As we’ve seen in previous articles, Linux on the mainframe is largely similar to Linux on a PC. However, the main thrust of this ongoing series has been to show how Linux guests in a z/VM environment can leverage VM’s capabilities to do things otherwise impossible on a stand-alone Intel server. In this article, we’ll examine the use of CMS as an extremely smart BIOS for the z/Linux guest and how to maximize CP services and the CMS file system from within Linux itself.
Booting Into CMS
If you have a Linux guest, it in no way depends on CMS. So, in its directory entry, you ought to have it IPL the Linux file system with the Linux IPL records, or the named saved segment (NSS) containing Linux (as was discussed in the June/July 2003 z/Journal article, “Playing Well With Others: Linux on z/VM”), right? Wrong. Certainly, it’ll work that way, and of course you have to IPL from something containing a Linux boot record eventually, if you want to run Linux. However, to IPL Linux without IPLing CMS first means you lose access to a lot of functionality and flexibility otherwise present.
It’s best to think of CMS as an extremely bright, scriptable BIOS. You’re not using it for any CMS applications, but merely to set up things to better support your Linux system. PROFILE EXEC runs when a CMS guest logs on, so if we put the setup steps into that file, they’ll all happen during a lights-out IPL.
Figure 1 shows a PROFILE EXEC from a Linux service machine. Let’s take it from the top: PF12 as Retrieve brings up the last line typed. Pressing it repeatedly scrolls through the command history. This is hardcoded into my fingers by now, and I get frustrated if it isn’t present, so I make sure this goes in all my guest machines. I also have a standard PROFILE XEDIT that gets used, for the same reasons. I get aggravated when editing files, unless my editor settings load automatically.
In this case, 39F is a shared tools disk; this is one of Sine Nomine’s local conventions that I highly recommend. The disk is mounted read-only to this guest (and to all Linux guests). It contains the images of the IPL decks necessary to IPL from the virtual card reader, DEBIAN EXEC (which punches the cards into the virtual reader and then IPLs from it), and SWAPGEN and RXDASD to facilitate creation of V-DISK-based swap space before booting Linux. This is also where I put my PROFILE XEDIT. Our standard new Linux machine directory template includes a link to this disk, so it is available to all Linux guests.

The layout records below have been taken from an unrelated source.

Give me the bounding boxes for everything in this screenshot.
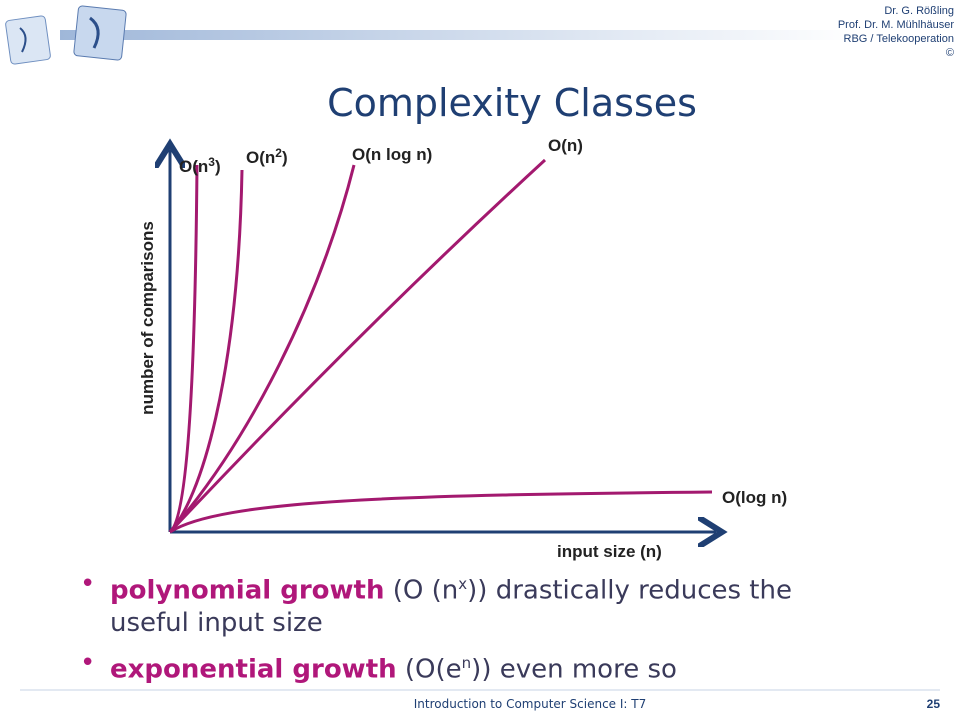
curve: [168, 164, 356, 533]
bullet-text: )) drastically reduces the useful input …: [110, 575, 801, 638]
x-axis-label: input size (n): [557, 542, 662, 561]
bullet-text: (O (n: [384, 575, 459, 606]
slide-title: Complexity Classes: [327, 81, 697, 125]
curve-label: O(n3): [179, 155, 221, 176]
curve-label: O(log n): [722, 488, 787, 507]
curve-label: O(n): [548, 136, 583, 155]
bullet-text: (O(e: [396, 654, 462, 685]
superscript: n: [461, 653, 472, 672]
y-axis-label: number of comparisons: [138, 221, 157, 415]
header-author: Prof. Dr. M. Mühlhäuser: [838, 19, 954, 31]
curve: [169, 490, 713, 534]
curve-label: O(n2): [246, 146, 288, 167]
header-author: Dr. G. Rößling: [884, 5, 954, 17]
bullet-list: polynomial growth (O (nx)) drastically r…: [80, 568, 860, 693]
footer-course: Introduction to Computer Science I: T7: [414, 697, 647, 711]
bullet: exponential growth (O(en)) even more so: [80, 647, 860, 686]
superscript: x: [458, 575, 468, 593]
page-number: 25: [927, 697, 941, 711]
header-author: ©: [946, 47, 954, 59]
emphasis: exponential growth: [110, 654, 397, 685]
bullet-text: )) even more so: [471, 654, 677, 685]
header-author: RBG / Telekooperation: [844, 33, 954, 45]
curve: [168, 164, 199, 534]
header-bar: [60, 30, 860, 40]
curve: [168, 158, 547, 534]
logo: [5, 5, 127, 65]
curve-label: O(n log n): [352, 145, 432, 164]
emphasis: polynomial growth: [110, 575, 385, 606]
curve: [168, 169, 244, 534]
bullet: polynomial growth (O (nx)) drastically r…: [80, 568, 860, 639]
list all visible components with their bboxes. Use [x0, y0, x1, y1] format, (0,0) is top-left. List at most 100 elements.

Another use of CMS not shown here is as a tool to enable some functionality that Linux currently lacks. For instance, Linux out of the box doesn’t understand tape libraries. UTS Global makes an excellent Linux/390 tape-handling package, but if you have a constrained budget, a way to emulate tape library support is to create a CMS guest whose job is to manipulate the tape library (because CMS knows how to drive the libraries) and then give it a CMS pipelines-based network socket controller. Your Linux guest can connect to it over TCP/IP, send commands, and collect responses. This is a more circuitous way to get access to some device than directly through a device driver, but it doesn’t require you to write a Linux driver for a (possibly undocumented) new device.